What you'll learn
- How to reposition your LinkedIn profile from resume to client landing page
- What content attracts buyers rather than just followers
- How to identify buying signals and run warm outreach without being spammy
- A cold outreach framework that opens conversations rather than closing doors
- How to run discovery calls and convert conversations into paid engagements
Before you write a single message or piece of content, your profile must be configured to convert visitors into leads. Most professionals treat their LinkedIn profile as a CV. Clients do not hire CVs — they hire people who demonstrably solve their specific problem.
Profile as a client landing page, not a resume
When a potential client visits your profile, they are asking one question: 'Can this person solve my problem?' A resume answers a different question: 'What has this person done?' Restructuring your profile to answer the client's question — with a clear value proposition, evidence of results, and a visible path to working with you — is the single highest-leverage profile change you can make. The About section, headline, and featured section are your three conversion surfaces.
Tactic
Rewrite your About section in three sections: (1) who you help and what problem you solve in the first two lines, (2) how you solve it and what makes your approach distinct in the middle, (3) a clear call to action with a specific next step (DM you, book a call via a Calendly link, email you) in the final line. The reader should know within 10 seconds whether you are relevant to their situation.
Avoid
Remove all backward-looking language from your headline and About section. 'Former VP at X' and 'Over 15 years of experience' are resume signals, not client-attraction signals. Replace them with outcome language that describes what you do for clients now.
Clear offer statement in headline and About
Your LinkedIn headline appears everywhere: search results, post comments, connection requests, DMs, and notifications. It is the most-read piece of text on your profile and the first filter a potential client applies to you. A vague headline like 'Leadership Coach | Speaker | Consultant' tells a buyer nothing. A specific headline like 'I help Series A SaaS founders build sales teams that close without discounting' tells a buyer exactly whether they need to keep reading.
Tactic
Use this headline structure: '[Outcome I deliver] for [specific audience] | [Mechanism or credential that makes it credible]'. Test your headline by asking: if someone with my target client's problem read this, would they immediately want to click my profile? If not, it is not specific enough. LinkedIn gives you 220 characters — use all of them.
Avoid
Avoid using your job title as your headline if you are positioning yourself as an independent service provider. Job titles communicate status within a company, not value to a buyer.
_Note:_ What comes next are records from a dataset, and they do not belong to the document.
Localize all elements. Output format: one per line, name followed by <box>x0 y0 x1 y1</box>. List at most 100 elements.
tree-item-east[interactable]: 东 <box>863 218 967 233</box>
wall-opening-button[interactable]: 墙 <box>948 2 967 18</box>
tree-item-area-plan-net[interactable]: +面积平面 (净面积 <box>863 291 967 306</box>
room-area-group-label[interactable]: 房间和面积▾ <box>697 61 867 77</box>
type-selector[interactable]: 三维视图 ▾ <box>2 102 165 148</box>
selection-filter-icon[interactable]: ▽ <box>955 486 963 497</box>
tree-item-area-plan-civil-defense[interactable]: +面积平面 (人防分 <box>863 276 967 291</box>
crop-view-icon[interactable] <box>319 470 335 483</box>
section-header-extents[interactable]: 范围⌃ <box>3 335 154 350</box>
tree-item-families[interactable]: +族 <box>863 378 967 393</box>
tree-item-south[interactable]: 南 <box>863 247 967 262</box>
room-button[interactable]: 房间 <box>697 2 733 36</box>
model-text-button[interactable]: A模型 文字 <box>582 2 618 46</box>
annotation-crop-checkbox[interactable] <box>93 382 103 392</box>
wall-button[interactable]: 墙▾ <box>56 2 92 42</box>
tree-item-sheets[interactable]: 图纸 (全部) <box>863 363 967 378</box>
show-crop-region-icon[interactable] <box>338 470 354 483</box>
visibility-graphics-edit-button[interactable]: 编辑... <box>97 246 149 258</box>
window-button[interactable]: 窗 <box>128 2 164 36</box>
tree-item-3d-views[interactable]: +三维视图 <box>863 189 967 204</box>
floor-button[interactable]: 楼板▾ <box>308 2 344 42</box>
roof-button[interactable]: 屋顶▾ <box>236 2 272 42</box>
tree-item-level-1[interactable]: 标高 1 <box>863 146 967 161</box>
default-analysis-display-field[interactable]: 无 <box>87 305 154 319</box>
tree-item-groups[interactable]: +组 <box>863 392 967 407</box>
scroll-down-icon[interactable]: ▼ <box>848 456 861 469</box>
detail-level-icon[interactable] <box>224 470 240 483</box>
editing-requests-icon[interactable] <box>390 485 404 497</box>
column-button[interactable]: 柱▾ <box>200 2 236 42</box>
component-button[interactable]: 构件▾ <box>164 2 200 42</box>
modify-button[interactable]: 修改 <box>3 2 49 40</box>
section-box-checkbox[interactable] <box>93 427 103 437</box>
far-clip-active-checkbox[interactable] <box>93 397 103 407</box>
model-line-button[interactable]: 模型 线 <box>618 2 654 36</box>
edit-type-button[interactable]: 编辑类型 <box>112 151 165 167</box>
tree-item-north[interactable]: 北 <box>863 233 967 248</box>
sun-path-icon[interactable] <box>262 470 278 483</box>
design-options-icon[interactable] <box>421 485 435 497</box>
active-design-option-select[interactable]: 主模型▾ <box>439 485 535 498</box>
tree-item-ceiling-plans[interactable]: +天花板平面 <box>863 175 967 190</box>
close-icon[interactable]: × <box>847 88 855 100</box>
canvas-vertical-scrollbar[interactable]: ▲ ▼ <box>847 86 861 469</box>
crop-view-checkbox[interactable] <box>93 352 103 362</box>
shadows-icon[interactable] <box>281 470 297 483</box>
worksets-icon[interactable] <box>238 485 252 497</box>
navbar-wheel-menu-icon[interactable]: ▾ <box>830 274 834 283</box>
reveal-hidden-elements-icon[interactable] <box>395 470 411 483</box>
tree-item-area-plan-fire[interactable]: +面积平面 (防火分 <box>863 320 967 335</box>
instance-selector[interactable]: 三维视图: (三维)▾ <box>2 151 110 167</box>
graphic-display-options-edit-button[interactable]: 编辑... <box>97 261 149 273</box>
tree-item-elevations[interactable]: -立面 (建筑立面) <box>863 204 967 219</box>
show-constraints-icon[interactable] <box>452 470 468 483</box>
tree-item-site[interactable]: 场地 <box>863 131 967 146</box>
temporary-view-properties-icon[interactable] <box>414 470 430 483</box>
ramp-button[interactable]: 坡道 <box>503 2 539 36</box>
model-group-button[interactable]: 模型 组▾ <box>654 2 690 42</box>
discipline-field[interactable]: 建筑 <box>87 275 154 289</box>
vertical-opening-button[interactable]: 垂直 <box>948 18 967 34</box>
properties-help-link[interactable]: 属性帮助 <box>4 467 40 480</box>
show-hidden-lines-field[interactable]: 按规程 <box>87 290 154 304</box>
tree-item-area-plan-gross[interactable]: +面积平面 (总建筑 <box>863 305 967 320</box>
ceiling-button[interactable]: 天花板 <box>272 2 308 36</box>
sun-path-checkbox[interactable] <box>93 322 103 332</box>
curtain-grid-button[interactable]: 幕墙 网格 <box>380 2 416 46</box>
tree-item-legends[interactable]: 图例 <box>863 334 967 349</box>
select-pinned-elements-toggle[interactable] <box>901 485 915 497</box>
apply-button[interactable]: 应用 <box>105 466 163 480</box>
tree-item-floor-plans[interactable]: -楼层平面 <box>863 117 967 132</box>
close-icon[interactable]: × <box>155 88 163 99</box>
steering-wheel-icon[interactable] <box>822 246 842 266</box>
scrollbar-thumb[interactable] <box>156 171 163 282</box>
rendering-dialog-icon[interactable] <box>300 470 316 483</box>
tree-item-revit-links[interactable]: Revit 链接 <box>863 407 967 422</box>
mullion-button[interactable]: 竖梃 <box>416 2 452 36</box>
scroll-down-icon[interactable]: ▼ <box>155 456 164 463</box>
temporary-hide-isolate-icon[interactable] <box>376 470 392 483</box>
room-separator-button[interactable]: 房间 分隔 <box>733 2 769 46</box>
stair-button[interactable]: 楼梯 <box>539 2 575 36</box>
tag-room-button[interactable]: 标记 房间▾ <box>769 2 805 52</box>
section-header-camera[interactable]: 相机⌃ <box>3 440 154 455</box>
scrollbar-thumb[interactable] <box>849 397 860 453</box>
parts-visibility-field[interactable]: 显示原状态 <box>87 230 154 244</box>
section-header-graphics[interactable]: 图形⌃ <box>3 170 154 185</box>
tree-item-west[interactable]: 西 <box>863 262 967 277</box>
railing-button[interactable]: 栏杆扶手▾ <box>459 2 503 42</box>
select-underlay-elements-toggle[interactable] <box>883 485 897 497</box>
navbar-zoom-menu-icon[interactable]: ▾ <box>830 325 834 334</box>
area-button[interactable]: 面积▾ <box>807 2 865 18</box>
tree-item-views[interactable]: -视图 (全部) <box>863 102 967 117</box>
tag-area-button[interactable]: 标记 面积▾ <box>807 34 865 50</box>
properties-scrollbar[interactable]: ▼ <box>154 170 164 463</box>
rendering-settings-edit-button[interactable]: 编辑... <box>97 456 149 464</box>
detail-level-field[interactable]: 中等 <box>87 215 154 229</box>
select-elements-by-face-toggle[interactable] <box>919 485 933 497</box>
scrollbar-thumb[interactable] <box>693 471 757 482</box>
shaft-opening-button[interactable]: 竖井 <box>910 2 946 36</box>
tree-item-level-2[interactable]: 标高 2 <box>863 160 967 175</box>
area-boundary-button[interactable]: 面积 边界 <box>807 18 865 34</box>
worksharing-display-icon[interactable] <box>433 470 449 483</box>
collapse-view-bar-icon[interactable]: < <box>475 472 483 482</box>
Social proof that speaks to clients, not employers
Recommendations and accomplishments on LinkedIn are typically written by colleagues and managers and framed for hiring decisions. Client-attracting social proof is different — it describes the transformation a client experienced, the specific result they achieved, and the context that makes it credible. One strong client testimonial placed in your Featured section converts better than ten generic professional recommendations.
Tactic
Ask your best 2-3 past clients to write a testimonial using this framework: 'Before working with [you], I was [problem]. After working together, [specific result] happened in [time frame]. The thing that made the biggest difference was [your specific approach].' Add these as documents or screenshots to your Featured section, not as standard LinkedIn recommendations which are buried.
Avoid
Do not use testimonials that describe your character or work ethic ('great to work with', 'always goes above and beyond') without specific results. Client buyers do not hire nice people — they hire people who get outcomes.
Case study content that demonstrates results
A case study post is the highest-conversion content type for client acquisition. It follows a simple arc: client had problem X, we applied approach Y, result was Z with measurable evidence. Case study content works because it answers exactly what a potential client is trying to evaluate: 'Have they done this for someone like me, and did it work?' Even a brief case study — 200-300 words, specific numbers, real context — dramatically outperforms generic expertise posts for generating inbound inquiries.
Tactic
Write one case study post per month minimum. Structure: 3-line setup describing the client situation (no identifying details if needed), 4-6 lines on the specific intervention or approach, 3-line result with numbers. End with one question: 'Dealing with something similar? Drop a comment or DM me.' Post this as a pinned featured post after publishing.
Avoid
Do not fabricate or exaggerate results in case studies. Experienced buyers will probe these claims in discovery calls and inconsistencies destroy trust immediately. Write only what you can defend in conversation.
Key takeaways
- 1
Your LinkedIn profile must function as a client landing page, not a resume — rewrite your headline, About section, and Featured section around client outcomes, not career history.
- 2
Client-attracting content speaks to buyer problems in their language, not to peers in your professional community. Audit your content for who is actually commenting — peers or buyers.
- 3
Warm outreach based on observable buying signals converts at 3-5x the rate of cold contact. Spend 20 minutes per week identifying signals before doing any outreach.
- 4
Discovery calls should be 70% listening, 30% explaining. Asking what success is worth reveals budget context without asking directly about budget.
- 5
Proposals sent within 24 hours of a call, in one page, using the client's own language, close significantly faster than multi-page proposals sent days later.